Piloceratidae Temporal range: Ordovician

Scientific classification
- Domain: Eukaryota
- Kingdom: Animalia
- Phylum: Mollusca
- Class: Cephalopoda
- Subclass: Nautiloidea
- Order: †Bisonocerida
- Family: †Piloceratidae
- Genera: † Allopiloceras; † Bisonoceras; † Cassinoceras; † Dartonoceras; † Piloceras; † Penhsioceras;

= Piloceratidae =

Extinct family of nautiloids

The Piloceratidae are a compressed, rapidly expanding, cyrtoconic brevicones with holochoanitic ventral siphuncles and simple endocones. Most likely evolved from Clitendoceras, a narrow, slightly endogastric genus intermediate in form between straight shelled Proendoceras and the bulkier Piloceratidae. Found in shallow carbonate marine sediments of Demingian through the Cassinian age, (essentially Arenigian, = early Middle -Upper Canadian) .

Pilocerids split off from the Proterocameroceratidae very shortly after their inception and are the first family which the proterocamerocerids gave rise to. With the exception of Humeoceras, found in the middle Silurian, pilocerid genera are limited to the Lower Ordovician (Canadian in North America).

The general shape of the pilocerid shell precludes an ambush predator lying in wait on the sea floor, or a stealthful hunter drifting through the water. Rather, they probably crawled over the sea floor, head down with the shell off the bottom, searching for prey.

Nothing is known of their soft part anatomy, other than what can be surmised from the fact they are cephalopods. They likely possessed tentacles of some sort, but were they numerous like those of modern Nautilus, limited to eight or ten as with octopus or squid, or of some other arrangement.

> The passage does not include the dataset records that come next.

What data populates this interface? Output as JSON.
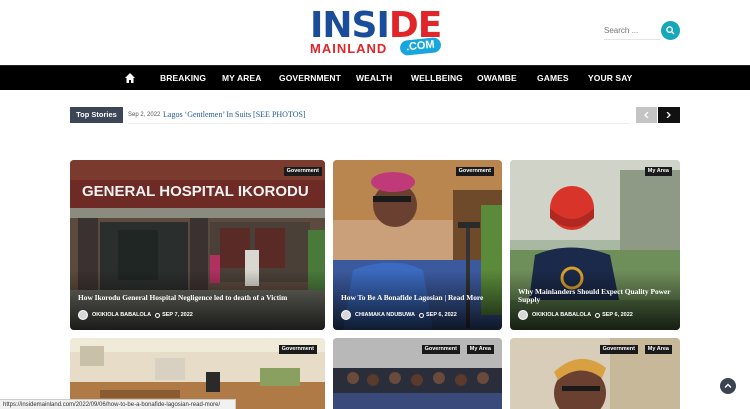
{
  "brand": {
    "inside_a": "INSI",
    "inside_b": "DE",
    "mainland": "MAINLAND",
    "com": ".COM"
  },
  "search": {
    "placeholder": "Search ..."
  },
  "nav": {
    "items": [
      "BREAKING",
      "MY AREA",
      "GOVERNMENT",
      "WEALTH",
      "WELLBEING",
      "OWAMBE",
      "GAMES",
      "YOUR SAY"
    ]
  },
  "ticker": {
    "label": "Top Stories",
    "date": "Sep 2, 2022",
    "title": "Lagos ‘Gentlemen’ In Suits [SEE PHOTOS]"
  },
  "cards": [
    {
      "category": "Government",
      "title": "How Ikorodu General Hospital Negligence led to death of a Victim",
      "author": "OKIKIOLA BABALOLA",
      "date": "SEP 7, 2022",
      "sign": "GENERAL HOSPITAL IKORODU"
    },
    {
      "category": "Government",
      "title": "How To Be A Bonafide Lagosian | Read More",
      "author": "CHIAMAKA NDUBUWA",
      "date": "SEP 6, 2022"
    },
    {
      "category": "My Area",
      "title": "Why Mainlanders Should Expect Quality Power Supply",
      "author": "OKIKIOLA BABALOLA",
      "date": "SEP 6, 2022"
    },
    {
      "category": "Government"
    },
    {
      "category": "Government",
      "category2": "My Area"
    },
    {
      "category": "Government",
      "category2": "My Area"
    }
  ],
  "status_bar": {
    "url": "https://insidemainland.com/2022/09/06/how-to-be-a-bonafide-lagosian-read-more/"
  },
  "colors": {
    "nav_bg": "#000000",
    "accent": "#17a6ba",
    "ticker_label_bg": "#3c4656",
    "brand_blue": "#1a4d99",
    "brand_red": "#e0262b"
  }
}
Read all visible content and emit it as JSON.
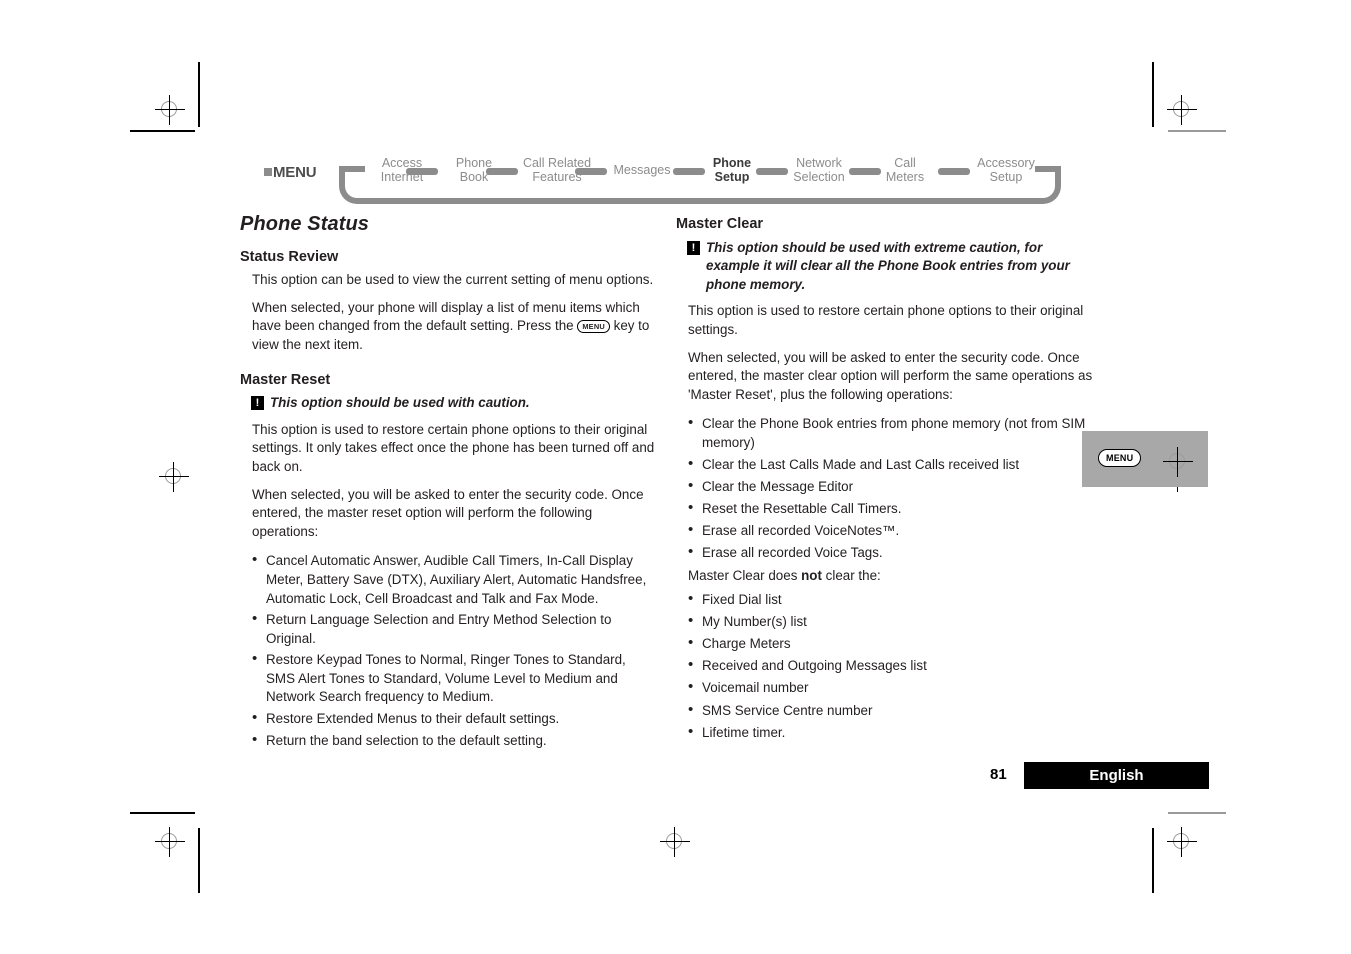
{
  "nav": {
    "menu_label": "MENU",
    "items": [
      {
        "line1": "Access",
        "line2": "Internet",
        "current": false
      },
      {
        "line1": "Phone",
        "line2": "Book",
        "current": false
      },
      {
        "line1": "Call Related",
        "line2": "Features",
        "current": false
      },
      {
        "line1": "Messages",
        "line2": "",
        "current": false
      },
      {
        "line1": "Phone",
        "line2": "Setup",
        "current": true
      },
      {
        "line1": "Network",
        "line2": "Selection",
        "current": false
      },
      {
        "line1": "Call",
        "line2": "Meters",
        "current": false
      },
      {
        "line1": "Accessory",
        "line2": "Setup",
        "current": false
      }
    ]
  },
  "left": {
    "section_title": "Phone Status",
    "status_review": {
      "heading": "Status Review",
      "p1": "This option can be used to view the current setting of menu options.",
      "p2_a": "When selected, your phone will display a list of menu items which have been changed from the default setting. Press the",
      "menu_key": "MENU",
      "p2_b": "key to view the next item."
    },
    "master_reset": {
      "heading": "Master Reset",
      "caution_icon": "!",
      "caution": "This option should be used with caution.",
      "p1": "This option is used to restore certain phone options to their original settings. It only takes effect once the phone has been turned off and back on.",
      "p2": "When selected, you will be asked to enter the security code. Once entered, the master reset option will perform the following operations:",
      "bullets": [
        "Cancel Automatic Answer, Audible Call Timers, In-Call Display Meter, Battery Save (DTX), Auxiliary Alert, Automatic Handsfree, Automatic Lock, Cell Broadcast and Talk and Fax Mode.",
        "Return Language Selection and Entry Method Selection to Original.",
        "Restore Keypad Tones to Normal, Ringer Tones to Standard, SMS Alert Tones to Standard, Volume Level to Medium and Network Search frequency to Medium.",
        "Restore Extended Menus to their default settings.",
        "Return the band selection to the default setting."
      ]
    }
  },
  "right": {
    "master_clear": {
      "heading": "Master Clear",
      "caution_icon": "!",
      "caution": "This option should be used with extreme caution, for example it will clear all the Phone Book entries from your phone memory.",
      "p1": "This option is used to restore certain phone options to their original settings.",
      "p2": "When selected, you will be asked to enter the security code. Once entered, the master clear option will perform the same operations as 'Master Reset', plus the following operations:",
      "bullets": [
        "Clear the Phone Book entries from phone memory (not from SIM memory)",
        "Clear the Last Calls Made and Last Calls received list",
        "Clear the Message Editor",
        "Reset the Resettable Call Timers.",
        "Erase all recorded VoiceNotes™.",
        "Erase all recorded Voice Tags."
      ],
      "not_clear_a": "Master Clear does ",
      "not_clear_bold": "not",
      "not_clear_b": " clear the:",
      "not_bullets": [
        "Fixed Dial list",
        "My Number(s) list",
        "Charge Meters",
        "Received and Outgoing Messages list",
        "Voicemail number",
        "SMS Service Centre number",
        "Lifetime timer."
      ]
    }
  },
  "thumb_tab": {
    "menu_key": "MENU"
  },
  "footer": {
    "page_number": "81",
    "language": "English"
  },
  "colors": {
    "nav_gray": "#8c8c8c",
    "nav_current": "#3a3a3a",
    "tab_gray": "#a8a8a8",
    "footer_bar": "#000000",
    "text": "#231f20"
  }
}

Pilocerid genera include the strongly curved Piloceras, Bisonoceras with its hooked bison horn shape, nearly straight Allopiloceras, Dartonoceras, and internally complex Cassinoceras. Ecologically the Piloceratidae were replaced in the Middle Ordovician by the Cyrtendoceradae, which may have evolved early from the Endoceratidae rather than being direct pilocerid descendants.